2 Machine Learning Project Workflow
What are the main phases of a ML Project?
- Frame problem
- Get data
- Gain insights
- Prepare data
- Choose models
- Fine-tune and combine models
- Present solutions
- Launch, monitor and maintain system
Remember: For all tasks, automate as much as possible
2.1 Frame problem
- Objective and current solutions?
- New solutions: how to use
- Depend on type of problems: possible models, performance measuring
- Minimum needed performance
- Comparable problems -> Can reuse experiment, tools?
- List and verify assumptions (if available)
2.2 Get data
- List data: where to get, how much (features, instances), storage space
- Get and convert data if necessary
- Anonymize sensitive information
- Recheck data
2.3 Gain Insights
- Create a copy of the data for exploration (sampling it down to a manageable size if necessary).
- Create a notebook to keep a record of data exploration.
- Study each attribute and its characteristics:
- Name
- Type (categorical, int/float, bounded/unbounded, text, structured, etc.)
- % of missing values
- Noisiness and type of noise (stochastic, outliers, rounding errors, etc.)
- Usefulness for the task
- Type of distribution (Gaussian, uniform, logarithmic, etc.)
- For supervised learning tasks, identify the target attribute(s).
- Visualize the data.
- Study the correlations/mututal information
- Identify the promising transformations/feature engineering
- Identify extra data that would be useful.
- Document what we have learned.
2.4 Prepare data
- Work on copies of the data (keep the original dataset intact).
- Write functions for all data transformations we apply, for 3 reasons:
— Easily prepare the data the next time we get a fresh dataset
— Easily to apply transformations for test set/new instances once solution is live
— Treat preparation choices as hyperparameters
- Clean the data
- Fix or remove outliers (optional).
- Fill in missing values (e.g., with zero, mean, median…) or drop their rows (or columns).
- Perform feature selection (optional)
- Drop the attributes that provide no useful information for the task.
- Perform feature engineering, where appropriate
- Discretize continuous features.
- Decompose features (e.g., categorical, date/time, etc.).
- Add promising transformations of features (e.g., log(x), sqrt(x), x2, etc.).

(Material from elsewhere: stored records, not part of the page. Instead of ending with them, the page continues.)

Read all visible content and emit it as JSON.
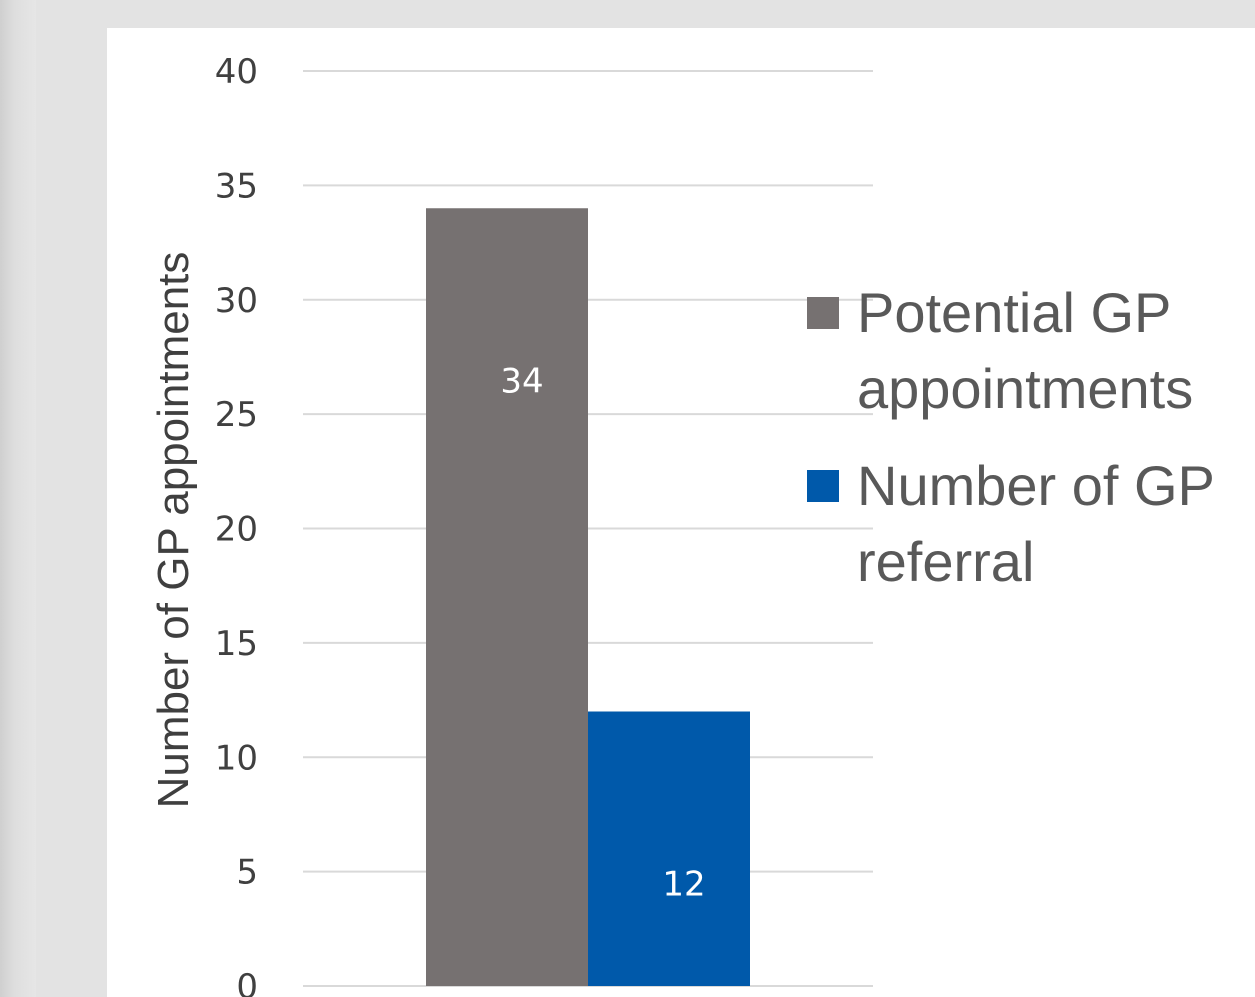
{
  "chart_data": {
    "type": "bar",
    "title": "",
    "xlabel": "",
    "ylabel": "Number of GP appointments",
    "ylim": [
      0,
      40
    ],
    "yticks": [
      0,
      5,
      10,
      15,
      20,
      25,
      30,
      35,
      40
    ],
    "categories": [
      ""
    ],
    "series": [
      {
        "name": "Potential GP appointments",
        "legend_lines": [
          "Potential GP",
          "appointments"
        ],
        "values": [
          34
        ],
        "color": "#767171",
        "label": "34"
      },
      {
        "name": "Number of GP referral",
        "legend_lines": [
          "Number of GP",
          "referral"
        ],
        "values": [
          12
        ],
        "color": "#0059aa",
        "label": "12"
      }
    ],
    "grid": true,
    "legend": "right"
  }
}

- Aggregate features into promising new features.
- Perform feature scaling
- Standardize or normalize features.
2.5 Choose models
If the data is very large, it might be better to sample smaller training set to train many different models in a reasonable time, but this will affect performance of complex models such as Random Forest, Neural Networks, etc.
- Train many quick-and-dirty models from different categories (e.g., Linear, Naive Bayes, SVM, Random Forest, Neural Networks, etc.) using standard parameters.
- Measure and compare their performance: For each model, use N-fold cross-validation and compute the mean and standard deviation of the performance measures.
- Analyze the most significant variables for each algorithm.
- Analyze the types of errors the models make: What data would a human have used to avoid these errors?
- Perform a quick round of feature selection and engineering.
- Perform one or two more quick iterations of the five previous steps.
- Shortlist the top three to five most promising models, preferring models that make different types of errors.
2.6 Fine-tune and combine models
- Implementing on full training set.
- Don’t tweak the model after measuring the generalization error: it would just start overfitting the test set.
- Fine-tune the hyperparameters using cross-validation:
- Treat data transformation choices as hyperparameters, especially when we are not sure about them (e.g., if we are not sure whether to replace missing values with zeros or with the median value, or to just drop the rows).
- Unless there are very few hyperparameter values to explore, prefer random search over grid search. If the training is very long, prefer a Bayesian optimization approach (e.g., using Gaussian process priors)
- Try ensemble methods. Combining our best models will often produce better performance than running them individually.
- Once we are confident about final model, measure performance on the test set to estimate the generalization error.
2.7 Present solutions
- Document what we have done.
- Create a nice presentation: Make sure to highlight the big picture first.
- Explain why solution achieves the business objective.
- Don’t forget to present interesting points noticed along the way:
- Describe what worked and what did not.
- List our assumptions and system’s limitations.
- Ensure the key findings are communicated through beautiful visualizations or easy-to-remember statements (e.g., “the median income is the number-one predictor of housing prices”).
2.8 Launch, monitor and maintain system
- Get the solution ready for production (plug into production data inputs, write unit tests, etc.).
- Write monitoring code to check the system’s live performance at regular intervals and trigger alerts when it drops:
- Beware of slow degradation: models tend to “rot” as data evolves.
- Measuring performance may require a human pipeline (e.g., via a crowdsourcing service).
- Also monitor the inputs’ quality (e.g., a malfunctioning sensor sending random values, or another team’s output becoming stale). This is particularly important for online learning systems.
- Retrain the models on a regular basis on fresh data (automate as much as possible).